Saladin stalked to the side, blocking off his exit, trapping him.

“Was any of it real, Rosa?”

He scrutinised her to try and tell if she was lying, but like clone one, she was unreadable.

“I certainly don’t have any bad feelings towards you, James. It’s just business. We won’t hurt you—if you comply. You can make this as easy as possible on yourself. Just hand over the slate and go with security. I’ve arranged a secure room for you in the Greenway House complex. It’s a nice room.”

“You’re placing me under house arrest?” While he talked, he connected to the slate via his VPN connection and forwarded Sasha’s message to Enna. He added the line:

Fuentes has me cornered. I don’t have much time. Help. Come quick.

With luck, Enna would bring some reinforcements with her, though he didn’t know how far Rosario’s deception had gone. Maybe she had the entire workforce of Cemprom and the Security Service under her influence.

“The slate, James. Don’t make this difficult, now.”

She held out her hand like a teacher confiscating a baseball card from a child.

The message was sent. He deleted the evidence before handing it over. She checked through it while he thought about his options: Saladin didn’t look particularly physical, and James was a large and heavy man. If he made a run for it, he could probably get to the door, but it would mean leaving clone one behind. But then, it was too late to worry about her now. If the nanobot system worked as well as Saladin had intimated, then it was likely she’d be completely under Rosario’s control.

That was when he got scared; someone of clone one’s abilities, and insanities, on the loose... he couldn’t run, not with her chasing him down. The image of the boy’s shredded body came to him.

“What are you going to do with her?” James asked.

“What you said she’s good for,” Saladin said, “Hunting—and eliminating certain targets. She’s very impressive, Doctor. She reacted extremely well to the nanobot network.”

That was it; he had to act.

James launched forward, aiming his shoulder and elbow at Saladin. He knocked the younger scientist aside and reached out for the door handle, but as he was about to grip it, the door flew open, sending him tripping forward into the arms of two armed security women wielding the obligatory stun-batons.

They dragged him back into the lab, pulling his arms behind his back and cuffing him.

“I did say not to make this difficult,” Fuentes said as she discarded the slate.

The security women kicked at the back of his knees so he fell at Fuentes’ feet.

“I’ll give you one chance, James, out of courtesy. What did Sasha’s message say? Don’t deny it; I know her address. I had you and all of your allies logged the moment I took office. And even if you don’t choose to tell me, it won’t take long to recover the data from you one way or another.”

James said nothing.

“Fine, very well then. Ladies, take him to a spare cell for interrogation. I’ll prepare a press conference to announce we’ve detained the man responsible for the recent murders and the slaughter of the landscapers this morning.

“Saladin, I want you and a team from Cemprom to recover the data and find out what that message was.”

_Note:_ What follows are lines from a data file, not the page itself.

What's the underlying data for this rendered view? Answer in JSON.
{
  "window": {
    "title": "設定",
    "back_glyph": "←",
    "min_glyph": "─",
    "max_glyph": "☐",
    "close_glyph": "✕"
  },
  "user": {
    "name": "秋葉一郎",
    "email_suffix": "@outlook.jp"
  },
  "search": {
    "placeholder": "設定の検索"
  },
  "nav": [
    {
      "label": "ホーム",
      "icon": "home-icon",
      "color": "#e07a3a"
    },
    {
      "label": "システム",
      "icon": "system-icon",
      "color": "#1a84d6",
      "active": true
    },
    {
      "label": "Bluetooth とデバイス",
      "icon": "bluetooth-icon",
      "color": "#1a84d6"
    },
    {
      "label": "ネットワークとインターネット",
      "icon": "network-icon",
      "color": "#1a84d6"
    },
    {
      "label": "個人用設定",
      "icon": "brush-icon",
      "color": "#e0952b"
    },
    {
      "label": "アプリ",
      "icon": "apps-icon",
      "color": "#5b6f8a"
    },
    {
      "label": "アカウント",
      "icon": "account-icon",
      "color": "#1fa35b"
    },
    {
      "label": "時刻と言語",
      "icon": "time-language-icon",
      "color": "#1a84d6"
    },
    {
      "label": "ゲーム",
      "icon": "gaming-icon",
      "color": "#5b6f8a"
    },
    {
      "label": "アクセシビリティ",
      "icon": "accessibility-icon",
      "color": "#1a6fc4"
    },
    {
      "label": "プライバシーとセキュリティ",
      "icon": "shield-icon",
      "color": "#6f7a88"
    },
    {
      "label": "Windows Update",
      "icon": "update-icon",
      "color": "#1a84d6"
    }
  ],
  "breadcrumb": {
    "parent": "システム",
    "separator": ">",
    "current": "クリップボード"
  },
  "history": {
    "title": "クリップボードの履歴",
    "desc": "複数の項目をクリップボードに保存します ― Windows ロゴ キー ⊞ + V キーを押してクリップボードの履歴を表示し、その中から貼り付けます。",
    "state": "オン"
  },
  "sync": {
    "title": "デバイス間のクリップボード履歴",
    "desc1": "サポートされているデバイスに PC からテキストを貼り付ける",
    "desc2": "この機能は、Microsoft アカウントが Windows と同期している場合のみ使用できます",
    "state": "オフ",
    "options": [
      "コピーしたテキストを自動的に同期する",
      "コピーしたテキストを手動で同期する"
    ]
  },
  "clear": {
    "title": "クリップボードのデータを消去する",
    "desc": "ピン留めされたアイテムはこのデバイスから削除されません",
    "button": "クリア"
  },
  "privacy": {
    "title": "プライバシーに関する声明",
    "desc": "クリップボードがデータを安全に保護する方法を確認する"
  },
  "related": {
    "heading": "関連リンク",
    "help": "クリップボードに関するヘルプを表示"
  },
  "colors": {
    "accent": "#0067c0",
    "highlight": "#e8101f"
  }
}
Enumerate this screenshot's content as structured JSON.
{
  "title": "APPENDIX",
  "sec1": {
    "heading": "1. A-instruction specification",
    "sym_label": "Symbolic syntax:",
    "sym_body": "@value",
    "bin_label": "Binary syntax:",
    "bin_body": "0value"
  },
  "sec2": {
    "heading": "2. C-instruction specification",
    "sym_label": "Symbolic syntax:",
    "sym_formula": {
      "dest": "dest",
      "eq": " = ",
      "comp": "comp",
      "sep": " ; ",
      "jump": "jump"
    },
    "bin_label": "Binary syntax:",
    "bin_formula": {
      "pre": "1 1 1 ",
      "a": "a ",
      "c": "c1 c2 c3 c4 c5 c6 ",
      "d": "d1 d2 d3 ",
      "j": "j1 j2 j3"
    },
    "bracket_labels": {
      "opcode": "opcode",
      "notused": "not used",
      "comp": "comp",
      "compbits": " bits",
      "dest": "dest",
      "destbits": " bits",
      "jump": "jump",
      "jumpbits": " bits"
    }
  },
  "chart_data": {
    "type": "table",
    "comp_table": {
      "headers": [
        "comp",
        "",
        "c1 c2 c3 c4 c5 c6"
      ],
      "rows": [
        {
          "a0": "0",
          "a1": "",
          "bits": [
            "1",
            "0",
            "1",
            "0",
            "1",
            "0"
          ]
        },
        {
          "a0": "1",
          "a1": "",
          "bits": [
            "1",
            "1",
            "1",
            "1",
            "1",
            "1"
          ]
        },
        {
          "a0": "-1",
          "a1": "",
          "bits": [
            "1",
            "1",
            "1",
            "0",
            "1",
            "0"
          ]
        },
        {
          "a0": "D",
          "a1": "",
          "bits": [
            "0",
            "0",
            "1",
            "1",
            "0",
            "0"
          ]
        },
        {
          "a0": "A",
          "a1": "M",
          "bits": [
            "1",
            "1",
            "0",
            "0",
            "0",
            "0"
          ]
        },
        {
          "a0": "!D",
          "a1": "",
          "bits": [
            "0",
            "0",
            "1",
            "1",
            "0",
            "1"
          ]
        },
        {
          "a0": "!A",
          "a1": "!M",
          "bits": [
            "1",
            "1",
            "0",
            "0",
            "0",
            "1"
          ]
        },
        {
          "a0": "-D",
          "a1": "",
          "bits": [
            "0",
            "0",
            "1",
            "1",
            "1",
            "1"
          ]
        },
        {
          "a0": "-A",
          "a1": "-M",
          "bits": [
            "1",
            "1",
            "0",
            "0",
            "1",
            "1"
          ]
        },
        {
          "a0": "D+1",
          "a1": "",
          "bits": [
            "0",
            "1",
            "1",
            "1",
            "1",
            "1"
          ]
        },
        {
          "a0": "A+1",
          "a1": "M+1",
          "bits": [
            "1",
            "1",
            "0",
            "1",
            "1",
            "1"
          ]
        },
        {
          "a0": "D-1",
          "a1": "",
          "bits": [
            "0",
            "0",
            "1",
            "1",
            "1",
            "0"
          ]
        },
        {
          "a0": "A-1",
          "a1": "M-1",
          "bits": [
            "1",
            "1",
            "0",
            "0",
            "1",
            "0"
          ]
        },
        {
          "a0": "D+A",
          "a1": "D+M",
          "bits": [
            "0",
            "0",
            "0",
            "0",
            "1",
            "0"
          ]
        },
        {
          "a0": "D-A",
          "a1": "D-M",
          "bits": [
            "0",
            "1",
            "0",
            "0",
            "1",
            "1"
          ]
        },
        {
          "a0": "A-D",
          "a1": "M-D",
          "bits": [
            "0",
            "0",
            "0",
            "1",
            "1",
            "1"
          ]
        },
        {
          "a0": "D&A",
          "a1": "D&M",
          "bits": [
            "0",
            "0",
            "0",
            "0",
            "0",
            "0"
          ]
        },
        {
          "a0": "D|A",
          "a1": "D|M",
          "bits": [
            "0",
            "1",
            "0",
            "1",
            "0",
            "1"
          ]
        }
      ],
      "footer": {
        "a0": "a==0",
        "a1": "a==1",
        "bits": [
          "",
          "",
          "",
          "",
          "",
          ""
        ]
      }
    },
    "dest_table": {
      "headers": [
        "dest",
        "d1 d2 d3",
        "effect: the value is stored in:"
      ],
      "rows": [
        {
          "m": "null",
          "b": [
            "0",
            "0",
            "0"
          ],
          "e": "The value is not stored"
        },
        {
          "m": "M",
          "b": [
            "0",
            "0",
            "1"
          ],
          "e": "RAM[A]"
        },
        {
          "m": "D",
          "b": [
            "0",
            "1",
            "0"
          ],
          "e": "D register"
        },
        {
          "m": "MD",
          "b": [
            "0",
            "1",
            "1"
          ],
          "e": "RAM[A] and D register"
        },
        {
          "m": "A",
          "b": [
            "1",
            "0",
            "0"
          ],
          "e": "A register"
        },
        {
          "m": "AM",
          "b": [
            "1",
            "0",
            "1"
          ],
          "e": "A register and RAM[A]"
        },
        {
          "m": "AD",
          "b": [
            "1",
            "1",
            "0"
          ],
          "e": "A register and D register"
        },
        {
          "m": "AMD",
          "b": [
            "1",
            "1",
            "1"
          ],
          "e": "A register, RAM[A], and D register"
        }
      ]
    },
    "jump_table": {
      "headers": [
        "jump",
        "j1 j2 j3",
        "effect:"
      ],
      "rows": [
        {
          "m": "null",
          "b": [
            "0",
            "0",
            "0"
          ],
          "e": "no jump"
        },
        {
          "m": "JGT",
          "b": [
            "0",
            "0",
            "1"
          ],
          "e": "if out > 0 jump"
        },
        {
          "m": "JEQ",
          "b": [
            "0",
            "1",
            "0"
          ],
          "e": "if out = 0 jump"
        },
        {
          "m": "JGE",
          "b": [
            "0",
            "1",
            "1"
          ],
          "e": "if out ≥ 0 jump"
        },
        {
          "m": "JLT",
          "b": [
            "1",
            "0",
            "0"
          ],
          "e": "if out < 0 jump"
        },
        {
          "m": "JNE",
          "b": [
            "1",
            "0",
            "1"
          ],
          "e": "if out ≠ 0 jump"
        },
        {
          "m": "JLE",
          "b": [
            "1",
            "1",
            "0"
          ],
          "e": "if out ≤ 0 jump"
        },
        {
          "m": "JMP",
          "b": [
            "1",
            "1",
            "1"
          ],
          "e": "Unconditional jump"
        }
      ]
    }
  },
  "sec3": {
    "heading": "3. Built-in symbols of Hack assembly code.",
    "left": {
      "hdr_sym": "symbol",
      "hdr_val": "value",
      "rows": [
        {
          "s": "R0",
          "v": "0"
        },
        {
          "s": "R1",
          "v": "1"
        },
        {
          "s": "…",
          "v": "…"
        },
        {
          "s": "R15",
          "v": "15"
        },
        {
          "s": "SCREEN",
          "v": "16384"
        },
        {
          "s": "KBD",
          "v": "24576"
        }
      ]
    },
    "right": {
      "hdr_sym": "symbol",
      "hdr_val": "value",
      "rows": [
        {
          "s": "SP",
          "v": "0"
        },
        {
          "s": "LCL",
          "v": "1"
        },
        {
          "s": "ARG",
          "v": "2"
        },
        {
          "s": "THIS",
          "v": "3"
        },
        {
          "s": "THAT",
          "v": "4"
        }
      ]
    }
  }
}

“Of course.” Saladin took the slate and pocketed it.

“One last chance, James,” Rosario said.

“Go to hell.”

“Take him away.”

The security officers escorted him out of the room. There was no point in protesting. He’d be better off conserving his energy, thinking of a way out of this while hoping Enna had received his message and had made appropriate plans. As for clone one, she still barely moved by the time he left the lab. She continued to lock her attentions on Saladin—who, with his technology, was her new master.

Above everything, that was what scared James the most.